Center of a coming conflict

Jordan’s King Abdullah recently said the current turmoil in the region is equivalent to a third world war. Europe, America and Asia have been drawn into the conflict by varying degrees. We are seeing major shifts in the balance of power in the region and in the world.

America has retreated from its preeminent position as the primary maintainer of order in the post-Cold War world. The European Union is experiencing fundamental changes. We are seeing changes in the region on the order God described to the prophet Habbakuk: “Look at the nations and watch—and be utterly amazed. For I am going to do something in your days that you would not believe, even if you were told” (Habbakuk 1:5, New International Version). God ultimately controls history and the course of world powers. They rise and fall according to His eternal plan.

The Islamic State has proved capable of extending its deadly terror into Europe and the United States. Recent terror strikes in Paris and Brussels are harbingers of a coming time when a larger power from the Middle East, the biblical “king of the South,” “pushes” at (attacks) the “king of the North” (Daniel 11:40). These recent attacks are part of a longer historic effort by the armies of Islam to extend its reach into Europe. The book of Daniel holds the key to understanding that this is part of a larger spiritual conflict that drags the nations along in war and suffering.

The Middle East is the central cauldron of conflict that will draw the nations into the final “battle of that great day of God Almighty” (Revelation 16:14). This is why the region matters and why you need to understand the issues and the biblical story behind the headlines. Because it is a spiritual story, there are spiritual lessons to learn—lessons that matter to your eternal life.
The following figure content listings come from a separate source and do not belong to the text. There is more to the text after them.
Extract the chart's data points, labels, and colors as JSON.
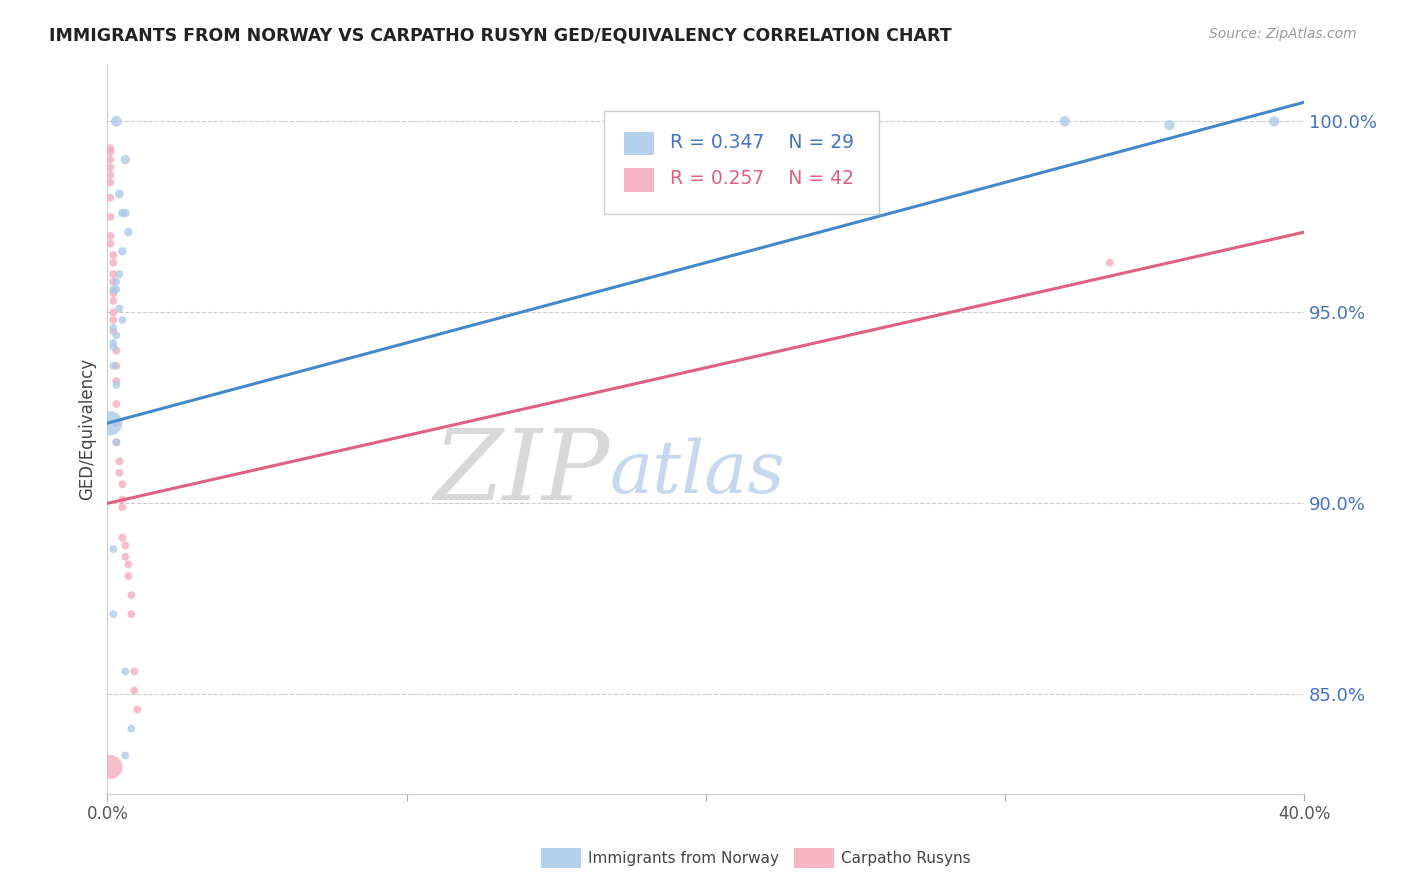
{
  "title": "IMMIGRANTS FROM NORWAY VS CARPATHO RUSYN GED/EQUIVALENCY CORRELATION CHART",
  "source": "Source: ZipAtlas.com",
  "ylabel": "GED/Equivalency",
  "ytick_labels": [
    "100.0%",
    "95.0%",
    "90.0%",
    "85.0%"
  ],
  "ytick_values": [
    1.0,
    0.95,
    0.9,
    0.85
  ],
  "xmin": 0.0,
  "xmax": 0.4,
  "ymin": 0.824,
  "ymax": 1.015,
  "legend_blue_r": "R = 0.347",
  "legend_blue_n": "N = 29",
  "legend_pink_r": "R = 0.257",
  "legend_pink_n": "N = 42",
  "legend_label_blue": "Immigrants from Norway",
  "legend_label_pink": "Carpatho Rusyns",
  "blue_color": "#a8c8e8",
  "pink_color": "#f4a8b8",
  "blue_line_color": "#4488cc",
  "pink_line_color": "#e06080",
  "watermark_zip": "ZIP",
  "watermark_atlas": "atlas",
  "blue_scatter_x": [
    0.003,
    0.006,
    0.004,
    0.005,
    0.006,
    0.007,
    0.005,
    0.004,
    0.003,
    0.002,
    0.003,
    0.004,
    0.005,
    0.002,
    0.003,
    0.002,
    0.002,
    0.002,
    0.003,
    0.002,
    0.002,
    0.006,
    0.008,
    0.006,
    0.001,
    0.003,
    0.32,
    0.355,
    0.39
  ],
  "blue_scatter_y": [
    1.0,
    0.99,
    0.981,
    0.976,
    0.976,
    0.971,
    0.966,
    0.96,
    0.958,
    0.956,
    0.956,
    0.951,
    0.948,
    0.946,
    0.944,
    0.942,
    0.941,
    0.936,
    0.931,
    0.888,
    0.871,
    0.856,
    0.841,
    0.834,
    0.921,
    0.916,
    1.0,
    0.999,
    1.0
  ],
  "blue_scatter_s": [
    60,
    45,
    40,
    38,
    38,
    38,
    38,
    32,
    32,
    32,
    32,
    32,
    32,
    32,
    32,
    32,
    32,
    32,
    32,
    32,
    32,
    32,
    32,
    32,
    300,
    32,
    55,
    55,
    55
  ],
  "pink_scatter_x": [
    0.001,
    0.001,
    0.001,
    0.001,
    0.001,
    0.001,
    0.001,
    0.001,
    0.001,
    0.001,
    0.002,
    0.002,
    0.002,
    0.002,
    0.002,
    0.002,
    0.002,
    0.002,
    0.002,
    0.003,
    0.003,
    0.003,
    0.003,
    0.003,
    0.003,
    0.004,
    0.004,
    0.005,
    0.005,
    0.005,
    0.005,
    0.006,
    0.006,
    0.007,
    0.007,
    0.008,
    0.008,
    0.009,
    0.009,
    0.01,
    0.335,
    0.001
  ],
  "pink_scatter_y": [
    0.993,
    0.992,
    0.99,
    0.988,
    0.986,
    0.984,
    0.98,
    0.975,
    0.97,
    0.968,
    0.965,
    0.963,
    0.96,
    0.958,
    0.955,
    0.953,
    0.95,
    0.948,
    0.945,
    0.94,
    0.936,
    0.932,
    0.926,
    0.921,
    0.916,
    0.911,
    0.908,
    0.905,
    0.901,
    0.899,
    0.891,
    0.889,
    0.886,
    0.884,
    0.881,
    0.876,
    0.871,
    0.856,
    0.851,
    0.846,
    0.963,
    0.831
  ],
  "pink_scatter_s": [
    32,
    32,
    32,
    32,
    32,
    32,
    32,
    32,
    32,
    32,
    32,
    32,
    32,
    32,
    32,
    32,
    32,
    32,
    32,
    32,
    32,
    32,
    32,
    32,
    32,
    32,
    32,
    32,
    32,
    32,
    32,
    32,
    32,
    32,
    32,
    32,
    32,
    32,
    32,
    32,
    32,
    300
  ],
  "blue_line_x0": 0.0,
  "blue_line_y0": 0.921,
  "blue_line_x1": 0.4,
  "blue_line_y1": 1.005,
  "pink_line_x0": 0.0,
  "pink_line_y0": 0.9,
  "pink_line_x1": 0.4,
  "pink_line_y1": 0.971
}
Because of unwillingness to have a change of heart, peace treaties have been made and broken through the generations. Envy, jealousy and infighting—the kind one sees in a family long divided and fighting over things—dominate much of the thinking in the region.
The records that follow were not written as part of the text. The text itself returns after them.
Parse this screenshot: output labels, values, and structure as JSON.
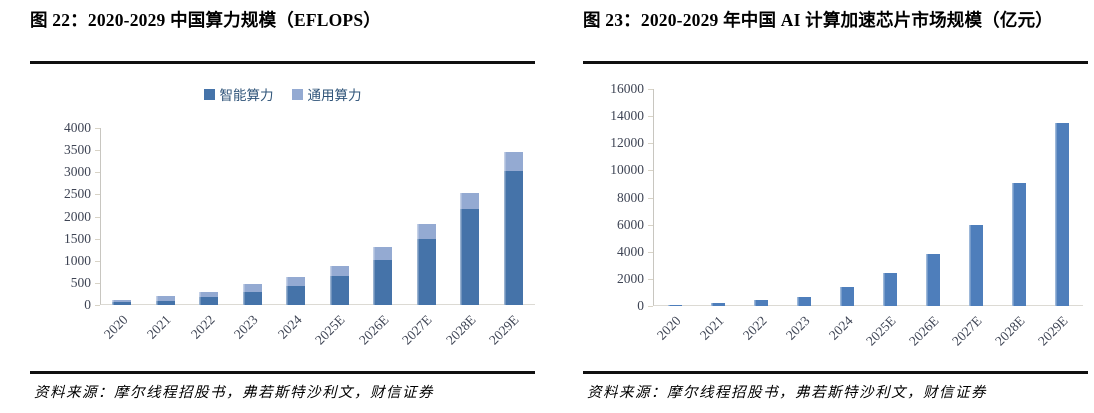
{
  "page": {
    "panels": [
      {
        "title": "图 22：2020-2029 中国算力规模（EFLOPS）",
        "source": "资料来源：摩尔线程招股书，弗若斯特沙利文，财信证券"
      },
      {
        "title": "图 23：2020-2029 年中国 AI 计算加速芯片市场规模（亿元）",
        "source": "资料来源：摩尔线程招股书，弗若斯特沙利文，财信证券"
      }
    ]
  },
  "chart_data": [
    {
      "type": "bar",
      "stacked": true,
      "title": "图 22：2020-2029 中国算力规模（EFLOPS）",
      "unit": "EFLOPS",
      "categories": [
        "2020",
        "2021",
        "2022",
        "2023",
        "2024",
        "2025E",
        "2026E",
        "2027E",
        "2028E",
        "2029E"
      ],
      "series": [
        {
          "name": "智能算力",
          "color": "#4573A9",
          "values": [
            60,
            100,
            180,
            290,
            430,
            660,
            1010,
            1500,
            2180,
            3030
          ]
        },
        {
          "name": "通用算力",
          "color": "#94AAD2",
          "values": [
            55,
            95,
            115,
            180,
            195,
            220,
            290,
            320,
            340,
            430
          ]
        }
      ],
      "totals": [
        115,
        195,
        295,
        470,
        625,
        880,
        1300,
        1820,
        2520,
        3460
      ],
      "ylim": [
        0,
        4000
      ],
      "ytick_step": 500,
      "legend_position": "top",
      "grid": false
    },
    {
      "type": "bar",
      "stacked": false,
      "title": "图 23：2020-2029 年中国 AI 计算加速芯片市场规模（亿元）",
      "unit": "亿元",
      "categories": [
        "2020",
        "2021",
        "2022",
        "2023",
        "2024",
        "2025E",
        "2026E",
        "2027E",
        "2028E",
        "2029E"
      ],
      "series": [
        {
          "name": "中国 AI 计算加速芯片市场规模",
          "color": "#4E7EBB",
          "values": [
            100,
            250,
            450,
            650,
            1400,
            2400,
            3850,
            5950,
            9100,
            13500
          ]
        }
      ],
      "ylim": [
        0,
        16000
      ],
      "ytick_step": 2000,
      "legend_position": "none",
      "grid": false
    }
  ]
}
Why the Middle East matters to you

Now more than ever is the time to understand why the Middle East matters to your life. The events we are seeing should motivate us to seek the true and living God. He is in control of these events, and they are not occurring without His knowledge and consent.

Now is the time to consider your life, your conduct and the way you live your life. Does it match the biblical standard you are learning through the pages of Beyond Today? The Bible holds us to a higher standard. Biblical truth is the path to a sound mind and heart—the key to peace of mind in today’s changing and often chaotic world.
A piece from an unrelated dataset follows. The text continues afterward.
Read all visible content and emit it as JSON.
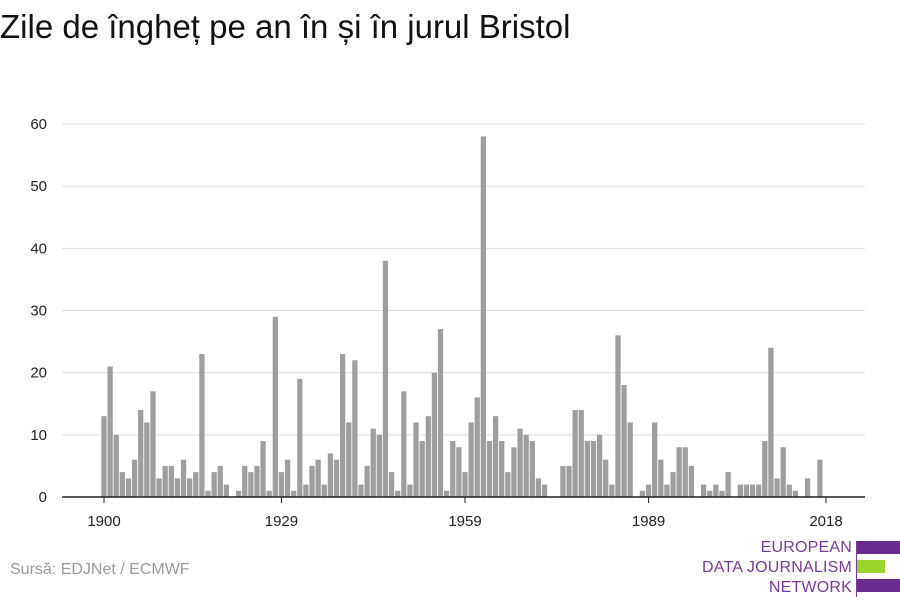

Now is the time to live a holy and godly life. Consider your ways! The information we provide in Beyond Today about Bible prophecy and the Middle East is critical to your understanding the news and headlines of today and what they mean for your future.

Make a change in your life to obey God and to get in tune with His way. Do this now as a preparation for the time when the God of Abraham will begin to impose a peace throughout not just the Middle East, but the entire world at the return to the earth of His Son. Jesus is going to return as the Christ—or Messiah—a Messiah these faiths won’t recognize then because they don’t know Him now.

Get to know Jesus Christ—the Prince of Peace—now, and you’ll be prepared to work with Him to bring peace to these long-warring families at His return. Do it today, and you can begin to bring peace and purpose into your own life and into your own family, both now and forever!